At centre stage were the cufflinks - the fox heads with suitably beady eyes and what could almost be taken for a rakish grin. That's the default look of a real fox, of course, and couldn't be better suited to Azodi's approach: his conversation is peppered with the words irreverence, humour and panache. It also helps that the fox was a huge trend this season, but jewellery for men? Cufflinks? Isn't this a bit surprising from a man who says that he was never a great fan of double cuffs, finding them "ungainly". He laughs: "I have always liked clothing that is rather classical, European but has an exuberance, an unexpected twist. I'm also a big fan of heritage and craftsmanship.

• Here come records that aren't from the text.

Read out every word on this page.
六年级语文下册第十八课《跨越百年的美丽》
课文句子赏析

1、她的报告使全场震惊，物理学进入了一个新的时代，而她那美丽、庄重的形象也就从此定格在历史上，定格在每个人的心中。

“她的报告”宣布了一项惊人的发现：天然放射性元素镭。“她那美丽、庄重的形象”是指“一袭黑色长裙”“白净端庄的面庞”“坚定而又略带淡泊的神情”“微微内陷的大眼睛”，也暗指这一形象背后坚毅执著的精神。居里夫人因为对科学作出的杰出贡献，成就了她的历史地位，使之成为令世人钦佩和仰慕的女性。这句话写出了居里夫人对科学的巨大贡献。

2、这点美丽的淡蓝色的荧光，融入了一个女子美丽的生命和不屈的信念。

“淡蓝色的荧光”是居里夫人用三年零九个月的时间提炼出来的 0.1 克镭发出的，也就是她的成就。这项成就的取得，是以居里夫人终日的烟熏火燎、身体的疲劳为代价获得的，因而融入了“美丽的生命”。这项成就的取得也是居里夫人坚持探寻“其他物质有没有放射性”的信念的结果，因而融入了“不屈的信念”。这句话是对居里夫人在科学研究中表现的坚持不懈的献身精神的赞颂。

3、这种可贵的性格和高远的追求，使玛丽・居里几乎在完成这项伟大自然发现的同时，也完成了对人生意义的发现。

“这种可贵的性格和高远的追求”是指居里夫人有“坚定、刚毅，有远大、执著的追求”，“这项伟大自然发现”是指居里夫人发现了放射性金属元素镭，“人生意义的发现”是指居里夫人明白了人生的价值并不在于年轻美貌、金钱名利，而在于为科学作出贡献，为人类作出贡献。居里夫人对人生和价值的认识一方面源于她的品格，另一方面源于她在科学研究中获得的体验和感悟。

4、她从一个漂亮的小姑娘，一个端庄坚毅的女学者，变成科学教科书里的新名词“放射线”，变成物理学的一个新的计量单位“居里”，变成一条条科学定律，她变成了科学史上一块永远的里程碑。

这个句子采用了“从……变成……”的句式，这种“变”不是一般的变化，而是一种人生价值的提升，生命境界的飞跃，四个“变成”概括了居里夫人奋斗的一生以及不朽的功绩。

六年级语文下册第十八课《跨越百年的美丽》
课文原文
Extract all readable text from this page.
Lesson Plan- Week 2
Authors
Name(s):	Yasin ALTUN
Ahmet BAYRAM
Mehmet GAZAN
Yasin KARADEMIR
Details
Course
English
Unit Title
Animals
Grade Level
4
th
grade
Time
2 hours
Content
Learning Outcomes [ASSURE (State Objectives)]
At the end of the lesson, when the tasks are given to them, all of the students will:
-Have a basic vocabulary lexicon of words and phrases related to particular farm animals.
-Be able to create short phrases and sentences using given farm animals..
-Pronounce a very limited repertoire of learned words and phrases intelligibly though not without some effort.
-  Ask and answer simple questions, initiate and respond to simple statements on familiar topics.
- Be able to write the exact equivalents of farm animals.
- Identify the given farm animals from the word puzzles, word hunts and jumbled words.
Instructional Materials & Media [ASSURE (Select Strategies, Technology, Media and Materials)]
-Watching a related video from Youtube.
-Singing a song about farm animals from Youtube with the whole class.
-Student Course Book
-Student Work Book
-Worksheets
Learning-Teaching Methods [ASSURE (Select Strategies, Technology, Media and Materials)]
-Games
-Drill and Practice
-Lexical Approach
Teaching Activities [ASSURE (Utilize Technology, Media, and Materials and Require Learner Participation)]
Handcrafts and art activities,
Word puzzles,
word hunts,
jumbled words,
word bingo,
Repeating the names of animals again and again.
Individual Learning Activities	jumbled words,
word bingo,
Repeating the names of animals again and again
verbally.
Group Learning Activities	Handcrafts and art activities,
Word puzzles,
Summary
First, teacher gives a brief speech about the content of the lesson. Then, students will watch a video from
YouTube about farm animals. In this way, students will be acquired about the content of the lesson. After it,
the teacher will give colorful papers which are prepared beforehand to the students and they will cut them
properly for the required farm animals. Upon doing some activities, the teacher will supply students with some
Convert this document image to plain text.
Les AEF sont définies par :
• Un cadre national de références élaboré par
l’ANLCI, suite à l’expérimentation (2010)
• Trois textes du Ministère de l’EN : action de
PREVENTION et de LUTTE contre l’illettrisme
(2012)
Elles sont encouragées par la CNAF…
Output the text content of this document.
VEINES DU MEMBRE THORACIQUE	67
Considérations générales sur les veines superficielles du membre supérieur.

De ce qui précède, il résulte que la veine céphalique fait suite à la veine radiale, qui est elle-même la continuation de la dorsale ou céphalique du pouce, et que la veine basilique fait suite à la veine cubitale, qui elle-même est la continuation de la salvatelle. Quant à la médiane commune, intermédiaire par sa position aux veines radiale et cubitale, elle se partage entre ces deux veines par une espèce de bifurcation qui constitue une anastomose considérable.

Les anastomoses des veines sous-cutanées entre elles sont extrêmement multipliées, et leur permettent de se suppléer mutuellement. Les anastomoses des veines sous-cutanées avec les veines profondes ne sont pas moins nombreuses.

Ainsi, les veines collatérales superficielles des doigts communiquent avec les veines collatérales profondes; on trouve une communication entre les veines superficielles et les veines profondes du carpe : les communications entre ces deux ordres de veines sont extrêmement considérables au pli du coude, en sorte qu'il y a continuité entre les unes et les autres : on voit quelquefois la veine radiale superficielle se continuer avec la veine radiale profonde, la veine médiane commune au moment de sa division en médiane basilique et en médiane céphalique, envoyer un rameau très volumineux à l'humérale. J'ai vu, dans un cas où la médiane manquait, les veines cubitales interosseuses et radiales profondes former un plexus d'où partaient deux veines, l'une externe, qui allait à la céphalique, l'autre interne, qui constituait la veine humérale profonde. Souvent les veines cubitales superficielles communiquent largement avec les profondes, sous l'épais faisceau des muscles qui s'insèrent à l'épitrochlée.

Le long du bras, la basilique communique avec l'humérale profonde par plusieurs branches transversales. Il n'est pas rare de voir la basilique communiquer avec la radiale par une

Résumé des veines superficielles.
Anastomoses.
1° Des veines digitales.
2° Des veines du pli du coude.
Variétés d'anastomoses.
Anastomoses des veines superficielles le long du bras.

The accessories embody all of that."
As for the very fine line beyond which men's 'jewellery' must never stray, he says, "There's not much around in the market that's fun and also well crafted; even from the high-end designer names most of what you see is fairly bland and unimaginative. It's not bad, just not interesting. In my view, if you're going to spend a certain amount you will want something that has had more thought and care put into it, not a piece that has been milled by a machine." The chances are that you'll also want a piece with a dash of originality - that says something about you. Something along the lines of Azodi's favourite saying, perhaps? "Mischief is more easily forgiven when it is well dressed."